Clairement, déterminer la nature et la répartition des réactions de désintégrations radioactives à l'intérieur de la Terre est donc un enjeu important pour un géophysicien. Mais comment s'y prendre puisqu'on ne peut pas aller extraire des échantillons de roches du noyau ?

La réponse, en fait, a été donnée depuis des dizaines d'années. Pour la comprendre, il faut se tourner vers la physique nucléaire et même des particules élémentaires. Les noyaux de potassium, thorium et uranium se désintègrent en émettant des antineutrinos électroniques. Bien que de faibles énergies par rapport à ceux en provenance des explosions de supernovae ou du cœur du Soleil, ces particules sont très pénétrantes et traversent des milliers de kilomètres de couches de roches sans être arrêtées.

En utilisant plusieurs détecteurs de géoneutrinos, il doit être possible de reconstituer de véritables images de la répartition des éléments radioactifs principaux au sein de la planète. Sur cette représentation, on voit ce que donneraient deux structures différentes de répartition du potassium radioactif. Dans le premier cas, le potassium manquant dans la croûte se trouve surtout dans le manteau et dans le second surtout dans le noyau (core). Crédit : Brian Fields-Kathrin Hochmuth

La chaleur interne de la Terre mieux expliquée

Des détecteurs de flux de neutrinos suffisamment sensibles pourraient capter les neutrinos issus de la planète, des géoneutrinos, donc. Il deviendrait alors peut-être possible de tester les différentes théories sur la répartition et la concentration des éléments radioactifs à l'intérieur de la Terre.

La volonté de résoudre l'énigme des neutrinos solaires et d'étudier les oscillations entre familles de neutrinos a poussé à la réalisation de tels détecteurs. En particulier, KamLAND (Kamioka Liquid scintillator Anti-Neutrino Detector) et Borexino sont précisément conçus pour étudier des flux de neutrinos de basses énergies.

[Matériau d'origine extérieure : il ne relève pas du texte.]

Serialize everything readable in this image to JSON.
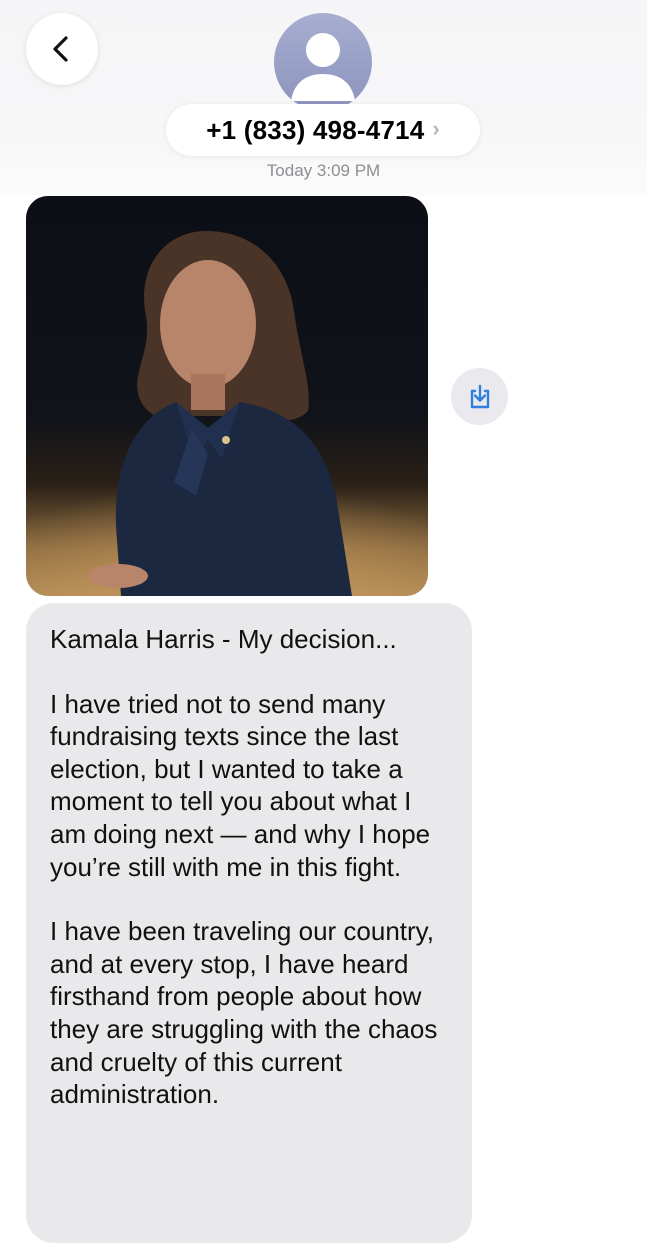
{
  "header": {
    "back_icon": "chevron-left-icon",
    "avatar_icon": "person-icon",
    "contact_number": "+1 (833) 498-4714",
    "contact_chevron": "›",
    "timestamp_day": "Today",
    "timestamp_time": "3:09 PM"
  },
  "attachment": {
    "type": "photo",
    "save_icon": "download-to-device-icon"
  },
  "message": {
    "title": "Kamala Harris - My decision...",
    "paragraph_1": "I have tried not to send many fundraising texts since the last election, but I wanted to take a moment to tell you about what I am doing next — and why I hope you’re still with me in this fight.",
    "paragraph_2": "I have been traveling our country, and at every stop, I have heard firsthand from people about how they are struggling with the chaos and cruelty of this current administration."
  },
  "colors": {
    "bubble_gray": "#e9e9eb",
    "accent_blue": "#2f7fe0",
    "secondary_text": "#8e8e93"
  }
}
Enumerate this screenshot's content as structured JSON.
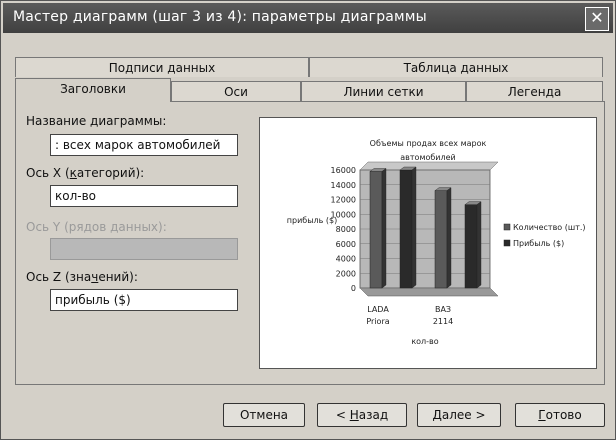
{
  "window": {
    "title": "Мастер диаграмм (шаг 3 из 4): параметры диаграммы",
    "close_label": "✕"
  },
  "tabs_back": [
    "Подписи данных",
    "Таблица данных"
  ],
  "tabs_front": [
    "Заголовки",
    "Оси",
    "Линии сетки",
    "Легенда"
  ],
  "form": {
    "chart_title_label": "Название диаграммы:",
    "chart_title_value": ": всех марок автомобилей",
    "x_axis_label": "Ось X (категорий):",
    "x_axis_value": "кол-во",
    "y_axis_label": "Ось Y (рядов данных):",
    "y_axis_value": "",
    "z_axis_label": "Ось Z (значений):",
    "z_axis_value": "прибыль ($)"
  },
  "chart_data": {
    "type": "bar",
    "title": "Объемы продах всех марок автомобилей",
    "categories": [
      "LADA Priora",
      "ВАЗ 2114"
    ],
    "category_lines": [
      [
        "LADA",
        "Priora"
      ],
      [
        "ВАЗ",
        "2114"
      ]
    ],
    "series": [
      {
        "name": "Количество (шт.)",
        "values": [
          15800,
          13200
        ]
      },
      {
        "name": "Прибыль ($)",
        "values": [
          16000,
          11300
        ]
      }
    ],
    "xlabel": "кол-во",
    "ylabel": "прибыль ($)",
    "ylim": [
      0,
      16000
    ],
    "yticks": [
      0,
      2000,
      4000,
      6000,
      8000,
      10000,
      12000,
      14000,
      16000
    ],
    "legend_position": "right",
    "grid": true
  },
  "buttons": {
    "cancel": "Отмена",
    "back": "< Назад",
    "next": "Далее >",
    "finish": "Готово"
  }
}
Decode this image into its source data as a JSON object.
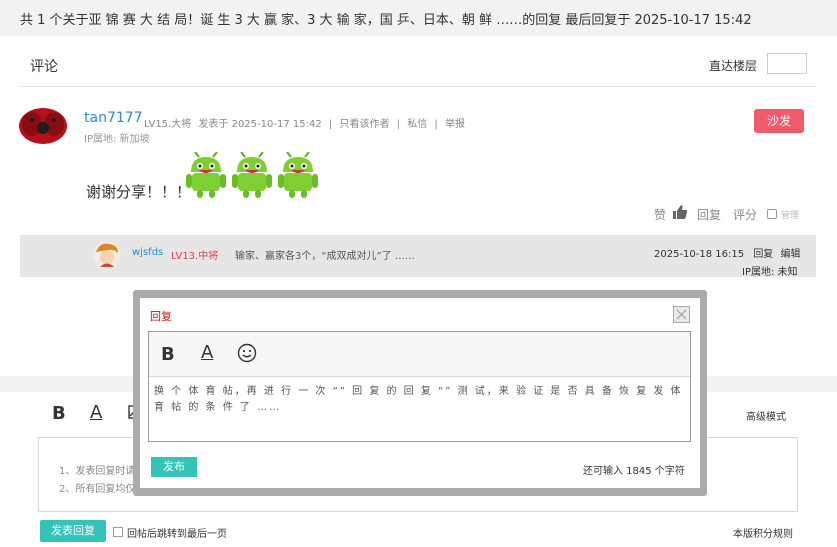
{
  "header": {
    "summary": "共 1 个关于亚 锦 赛 大 结 局！诞 生 3 大 赢 家、3 大 输 家，国 乒、日本、朝 鲜 ……的回复 最后回复于 2025-10-17 15:42"
  },
  "comments": {
    "title": "评论",
    "goto_label": "直达楼层",
    "goto_value": ""
  },
  "post": {
    "username": "tan7177",
    "level": "LV15.大将",
    "posted": "发表于 2025-10-17 15:42",
    "only_author": "只看该作者",
    "message": "私信",
    "report": "举报",
    "sep": "|",
    "ip": "IP属地: 新加坡",
    "floor": "沙发",
    "text": "谢谢分享！！！",
    "like_label": "赞",
    "reply_label": "回复",
    "rate_label": "评分",
    "manage_label": "管理"
  },
  "reply": {
    "username": "wjsfds",
    "level": "LV13.中将",
    "text": "输家、赢家各3个，“成双成对儿”了 ……",
    "time": "2025-10-18 16:15",
    "reply_label": "回复",
    "edit_label": "编辑",
    "ip": "IP属地: 未知"
  },
  "editor": {
    "bold": "B",
    "font": "A",
    "advanced": "高级模式",
    "tip1": "1、发表回复时请",
    "tip2": "2、所有回复均仅",
    "publish_reply": "发表回复",
    "jump_label": "回帖后跳转到最后一页",
    "rules": "本版积分规则"
  },
  "dialog": {
    "title": "回复",
    "bold": "B",
    "font": "A",
    "content": "换 个 体 育 帖，再 进 行 一 次 “” 回 复 的 回 复 “” 测 试，来 验 证 是 否 具 备 恢 复 发 体 育 帖 的 条 件 了 ……",
    "publish": "发布",
    "remaining": "还可输入 1845 个字符"
  },
  "colors": {
    "accent": "#34c3b8",
    "badge": "#ef5b6b",
    "link": "#2b8ad8",
    "level_red": "#e0404a",
    "dialog_title": "#c01818"
  }
}
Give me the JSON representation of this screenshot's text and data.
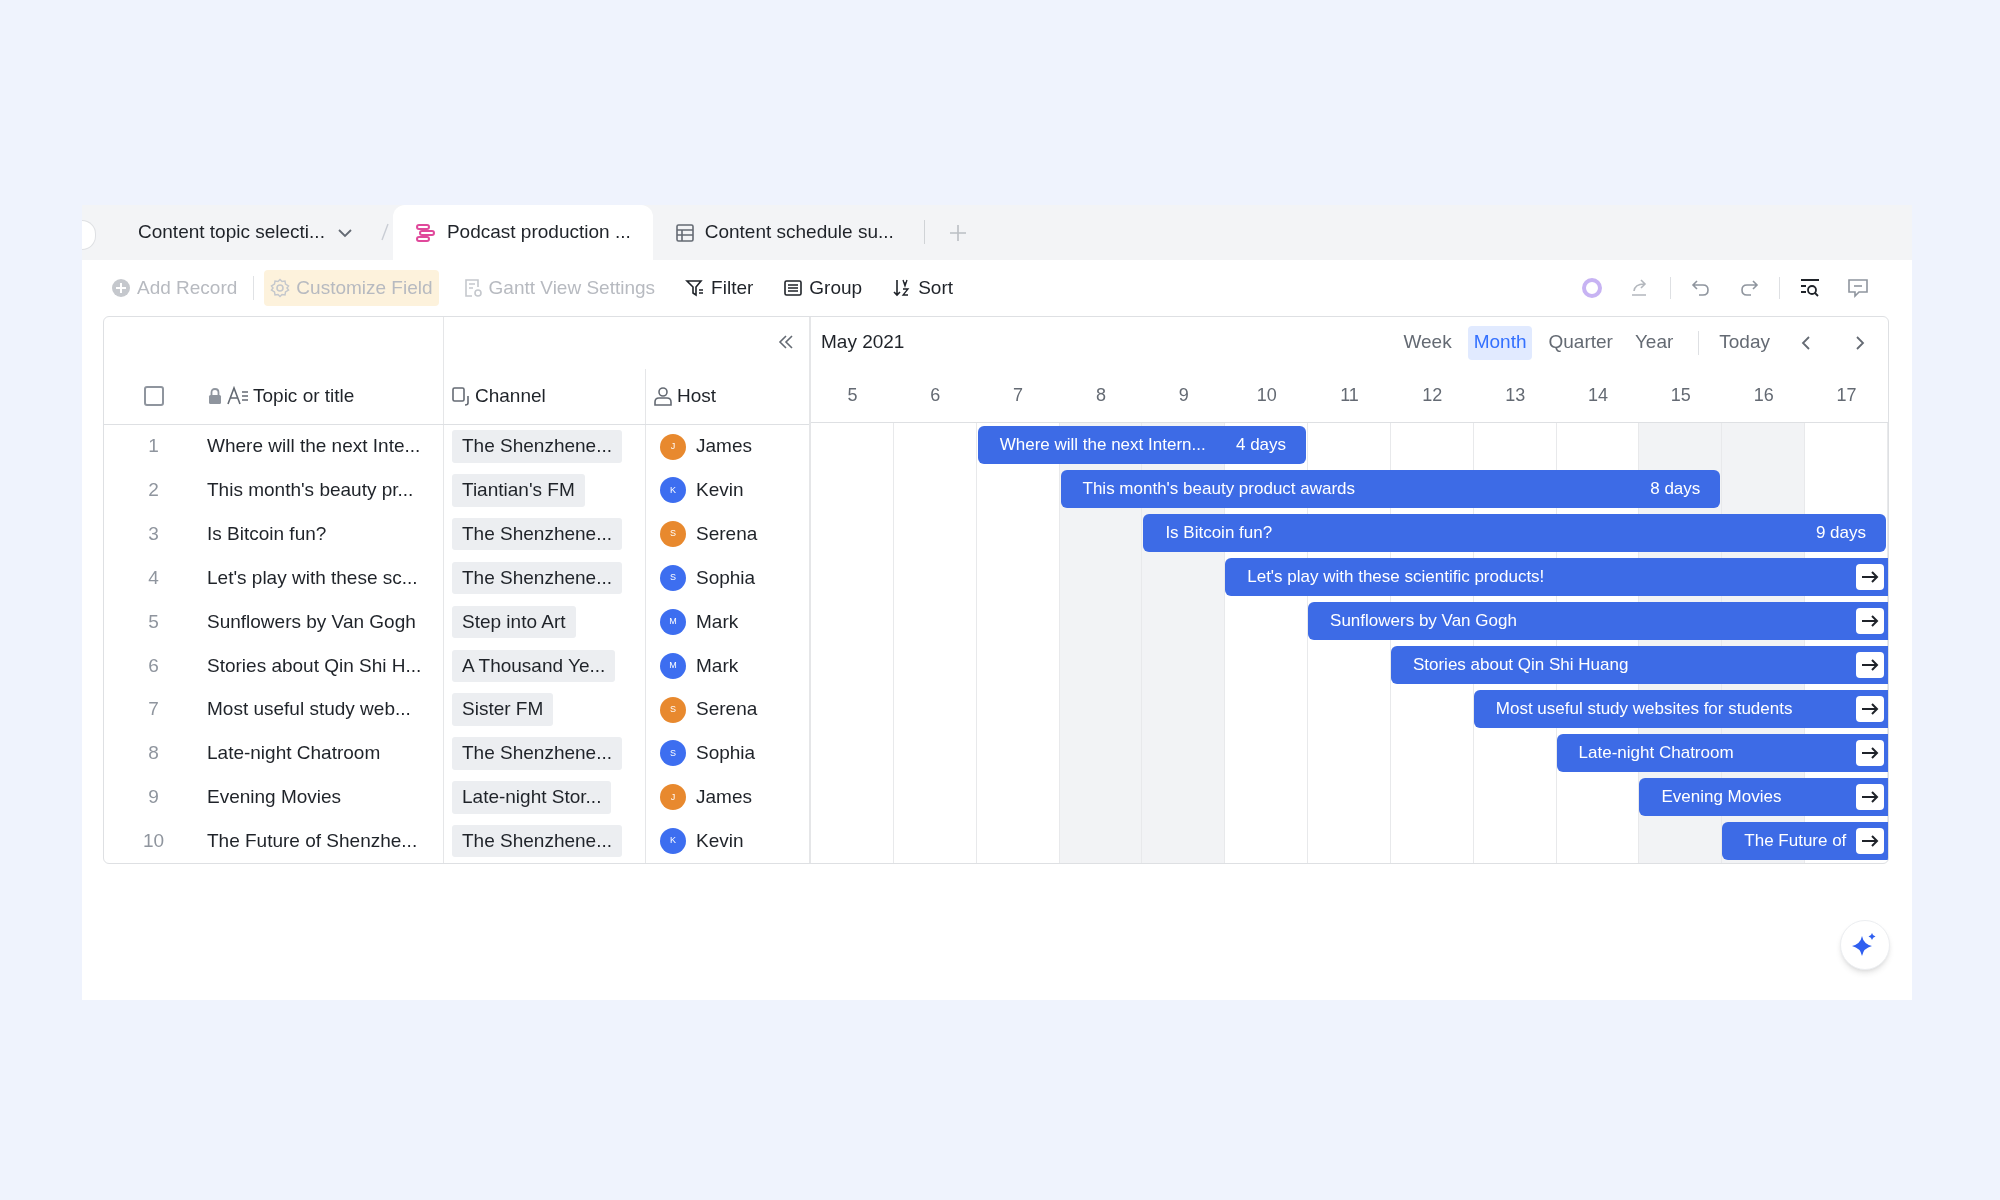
{
  "tabs": [
    {
      "label": "Content topic selecti...",
      "kind": "folder",
      "selected": false
    },
    {
      "label": "Podcast production ...",
      "kind": "gantt",
      "selected": true
    },
    {
      "label": "Content schedule su...",
      "kind": "table",
      "selected": false
    }
  ],
  "toolbar": [
    {
      "label": "Add Record",
      "kind": "add",
      "disabled": true,
      "highlighted": false
    },
    {
      "label": "Customize Field",
      "kind": "gear",
      "disabled": true,
      "highlighted": true
    },
    {
      "label": "Gantt View Settings",
      "kind": "settings",
      "disabled": true,
      "highlighted": false
    },
    {
      "label": "Filter",
      "kind": "filter",
      "disabled": false,
      "highlighted": false
    },
    {
      "label": "Group",
      "kind": "group",
      "disabled": false,
      "highlighted": false
    },
    {
      "label": "Sort",
      "kind": "sort",
      "disabled": false,
      "highlighted": false
    }
  ],
  "grid": {
    "select_all_checked": false,
    "columns": [
      {
        "label": "Topic or title",
        "kind": "text"
      },
      {
        "label": "Channel",
        "kind": "channel"
      },
      {
        "label": "Host",
        "kind": "person"
      }
    ],
    "rows": [
      {
        "number": "1",
        "topic": "Where will the next Inte...",
        "channel": "The Shenzhene...",
        "host": {
          "name": "James",
          "initial": "J",
          "color": "#e8892e"
        }
      },
      {
        "number": "2",
        "topic": "This month's beauty pr...",
        "channel": "Tiantian's FM",
        "host": {
          "name": "Kevin",
          "initial": "K",
          "color": "#3d6ef0"
        }
      },
      {
        "number": "3",
        "topic": "Is Bitcoin fun?",
        "channel": "The Shenzhene...",
        "host": {
          "name": "Serena",
          "initial": "S",
          "color": "#e8892e"
        }
      },
      {
        "number": "4",
        "topic": "Let's play with these sc...",
        "channel": "The Shenzhene...",
        "host": {
          "name": "Sophia",
          "initial": "S",
          "color": "#3d6ef0"
        }
      },
      {
        "number": "5",
        "topic": "Sunflowers by Van Gogh",
        "channel": "Step into Art",
        "host": {
          "name": "Mark",
          "initial": "M",
          "color": "#3d6ef0"
        }
      },
      {
        "number": "6",
        "topic": "Stories about Qin Shi H...",
        "channel": "A Thousand Ye...",
        "host": {
          "name": "Mark",
          "initial": "M",
          "color": "#3d6ef0"
        }
      },
      {
        "number": "7",
        "topic": "Most useful study web...",
        "channel": "Sister FM",
        "host": {
          "name": "Serena",
          "initial": "S",
          "color": "#e8892e"
        }
      },
      {
        "number": "8",
        "topic": "Late-night Chatroom",
        "channel": "The Shenzhene...",
        "host": {
          "name": "Sophia",
          "initial": "S",
          "color": "#3d6ef0"
        }
      },
      {
        "number": "9",
        "topic": "Evening Movies",
        "channel": "Late-night Stor...",
        "host": {
          "name": "James",
          "initial": "J",
          "color": "#e8892e"
        }
      },
      {
        "number": "10",
        "topic": "The Future of Shenzhe...",
        "channel": "The Shenzhene...",
        "host": {
          "name": "Kevin",
          "initial": "K",
          "color": "#3d6ef0"
        }
      }
    ]
  },
  "gantt": {
    "period": "May 2021",
    "scales": [
      {
        "label": "Week",
        "selected": false
      },
      {
        "label": "Month",
        "selected": true
      },
      {
        "label": "Quarter",
        "selected": false
      },
      {
        "label": "Year",
        "selected": false
      }
    ],
    "today": "Today",
    "days": [
      {
        "label": "5",
        "weekend": false
      },
      {
        "label": "6",
        "weekend": false
      },
      {
        "label": "7",
        "weekend": false
      },
      {
        "label": "8",
        "weekend": true
      },
      {
        "label": "9",
        "weekend": true
      },
      {
        "label": "10",
        "weekend": false
      },
      {
        "label": "11",
        "weekend": false
      },
      {
        "label": "12",
        "weekend": false
      },
      {
        "label": "13",
        "weekend": false
      },
      {
        "label": "14",
        "weekend": false
      },
      {
        "label": "15",
        "weekend": true
      },
      {
        "label": "16",
        "weekend": true
      },
      {
        "label": "17",
        "weekend": false
      }
    ],
    "bars": [
      {
        "title": "Where will the next Intern...",
        "duration": "4 days",
        "continues": false
      },
      {
        "title": "This month's beauty product awards",
        "duration": "8 days",
        "continues": false
      },
      {
        "title": "Is Bitcoin fun?",
        "duration": "9 days",
        "continues": false
      },
      {
        "title": "Let's play with these scientific products!",
        "continues": true
      },
      {
        "title": "Sunflowers by Van Gogh",
        "continues": true
      },
      {
        "title": "Stories about Qin Shi Huang",
        "continues": true
      },
      {
        "title": "Most useful study websites for students",
        "continues": true
      },
      {
        "title": "Late-night Chatroom",
        "continues": true
      },
      {
        "title": "Evening Movies",
        "continues": true
      },
      {
        "title": "The Future of",
        "continues": true
      }
    ]
  }
}
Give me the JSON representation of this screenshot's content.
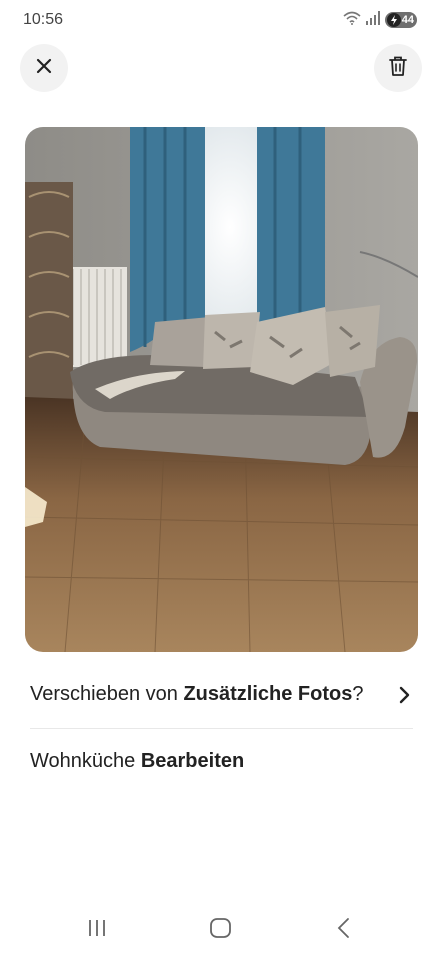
{
  "status_bar": {
    "time": "10:56",
    "battery_level": "44",
    "icons": [
      "wifi-icon",
      "signal-icon",
      "battery-icon"
    ]
  },
  "header": {
    "close_icon": "close-icon",
    "delete_icon": "trash-icon"
  },
  "photo": {
    "description_icon": "room-photo"
  },
  "actions": {
    "move_prefix": "Verschieben von ",
    "move_target": "Zusätzliche Fotos",
    "move_suffix": "?",
    "room_name": "Wohnküche",
    "edit_label": "Bearbeiten"
  },
  "navigation": {
    "items": [
      "recent-apps-icon",
      "home-icon",
      "back-icon"
    ]
  },
  "colors": {
    "text": "#222222",
    "divider": "#e8e8e8",
    "button_bg": "#f2f2f2"
  }
}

En 2005, les membres de la collaboration KamLAND ont effectivement annoncé avoir observé un excès de neutrinos constituant un bruit de fond par rapport aux neutrinos solaires qui pouvait être interprété comme le rayonnement de géoneutrinos. Malheureusement, il existe trop de réacteurs nucléaires au Japon pour que l'on soit sûr de l'origine du flux élevé d'antineutrinos détecté.

En Italie, Borexino n'est pas dans le même environnement. Surtout, les chercheurs ont amélioré la pureté des matériaux utilisés dans le détecteur, ce qui les a appauvris en éléments radioactifs générateurs de signaux parasites. Au final, le bruit de fond a été réduit d'un facteur 100 par rapport à celui de KamLAND.

Des géoneutrinos ont enfin été observés sans ambiguïté et, de plus, il se confirme qu'une portion significative du flux de chaleur de la Terre doit bien être produite par la désintégration d'éléments radioactifs dans le manteau et la croûte. En revanche, le flux d'antineutrinos est trop faible pour être compatible avec la théorie du géo-réacteur de Marvin Herndon. On pourra trouver plus de détails sur cette découverte dans une publication sur arXiv de la collaboration Borexino.